O Instituto Cabo-verdiano para Igualdade e Equidade de Género (ICIEG) esclareceu esta quinta-feira, 03, que a instituição tem em funcionamento desde 2019 uma Casa de Abrigo na Praia e três estruturas de acolhimento nas ilhas de Santiago, Fogo e São Vicente.

Em causa está uma notícia publicada pela Inforpress no dia 02 de Março, com o título “ACLCVBG promove debate sobre percurso, desafios e perspectivas de intervenção em matéria da VBG”, segundo a qual havia falta de casas de abrigo ou de passagem que servissem de apoio às vítimas de VBG .

“Causou-nos estranheza ver (….) que a penúltima frase desta notícia afirmava o seguinte: ‘Trata-se de um dos instrumentos de VBG que ajudaria muito as vítimas que necessitam de apoio imediato’, realçou, apontando ainda o Centro de Apoio às Vítimas como lacuna a superar, assim como a inexistência de casas de abrigo ou de passagem”, cita a nota que realça que a instituição tem em funcionamento, desde 2019, uma Casa de Abrigo na cidade da Praia, e em parceria com outras organizações mais três estruturas de acolhimento .

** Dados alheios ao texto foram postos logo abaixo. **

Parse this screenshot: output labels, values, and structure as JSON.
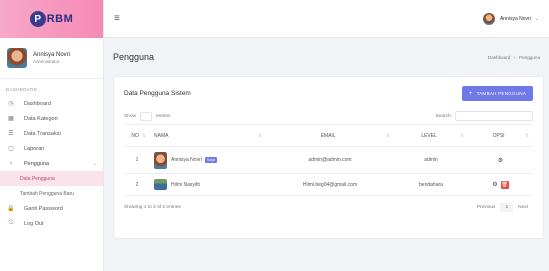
{
  "brand": {
    "logo_text": "RBM",
    "logo_mark": "P"
  },
  "profile": {
    "name": "Annisya Novri",
    "role": "Administrator"
  },
  "nav": {
    "section_title": "DASHBOARD",
    "items": [
      {
        "label": "Dashboard",
        "icon": "dashboard-icon",
        "glyph": "◷"
      },
      {
        "label": "Data Kategori",
        "icon": "category-icon",
        "glyph": "▦"
      },
      {
        "label": "Data Transaksi",
        "icon": "transaction-icon",
        "glyph": "☰"
      },
      {
        "label": "Laporan",
        "icon": "report-icon",
        "glyph": "▢"
      },
      {
        "label": "Pengguna",
        "icon": "user-icon",
        "glyph": "♀"
      }
    ],
    "sub_items": [
      {
        "label": "Data Pengguna"
      },
      {
        "label": "Tambah Pengguna Baru"
      }
    ],
    "bottom_items": [
      {
        "label": "Ganti Password",
        "icon": "lock-icon",
        "glyph": "🔒"
      },
      {
        "label": "Log Out",
        "icon": "logout-icon",
        "glyph": "⎋"
      }
    ]
  },
  "topbar": {
    "menu_glyph": "≡",
    "username": "Annisya Novri",
    "chevron": "⌄"
  },
  "page": {
    "title": "Pengguna",
    "breadcrumb": [
      "Dashboard",
      "Pengguna"
    ],
    "breadcrumb_sep": ">"
  },
  "card": {
    "title": "Data Pengguna Sistem",
    "add_button": "TAMBAH PENGGUNA",
    "add_plus": "+",
    "show_label": "Show",
    "entries_label": "entries",
    "search_label": "Search:",
    "columns": [
      "NO",
      "NAMA",
      "EMAIL",
      "LEVEL",
      "OPSI"
    ],
    "rows": [
      {
        "no": "1",
        "name": "Annisya Novri",
        "badge": "Saya",
        "email": "admin@admin.com",
        "level": "admin"
      },
      {
        "no": "2",
        "name": "Hilmi Nasyith",
        "badge": "",
        "email": "Hilmi.beg04@gmail.com",
        "level": "bendahara"
      }
    ],
    "footer_info": "Showing 1 to 2 of 2 entries",
    "pager": {
      "prev": "Previous",
      "current": "1",
      "next": "Next"
    }
  },
  "icons": {
    "sort": "⇅",
    "cog": "⚙",
    "trash": "🗑"
  },
  "colors": {
    "accent": "#6f79e8",
    "brand_pink": "#f58ab5",
    "danger": "#ef4b4b"
  }
}
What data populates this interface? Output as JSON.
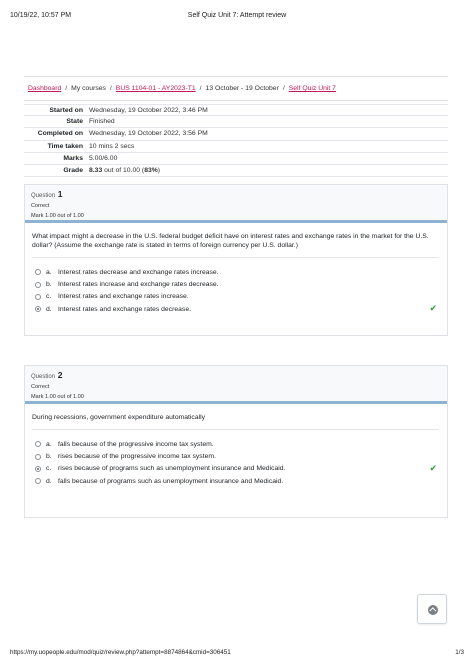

Na nota de esclarecimento, o ICIEG explica que a Casa de Abrigo está situada na cidade da Praia, enquanto as três estruturas de acolhimento estão localizadas nas ilhas de Santiago, e São Vicente, sendo que nas outras ilhas, através de parcerias com unidades hoteleiras, apoia as vítimas que tenham a sua integridade física em risco, conforme determinação judicial e/ou policial.

Informa ainda que os Centros de Atendimento às Vítimas funcionam junto de alguns municípios, tendo, é certo, algumas lacunas a superar, mas não sendo elas próprias lacunas, como se sugere.

Já a ACLCVBG esclarece que a informação passada não foi no sentido da não inexistência de Casas de Abrigo, mas sim de que a lei determina a implementação de Casas de Abrigo em todas as ilhas.

Esclarece ainda que já houve estudos que apontam a falta de viabilidade da mesma em função dos custos e procura, tendo na auditoria participativa sido apontado como recomendação. Quanto às Casas de Passagem foi apontada a necessidade de parcerias para a sua implementação em todas as ilhas, adianta o documento.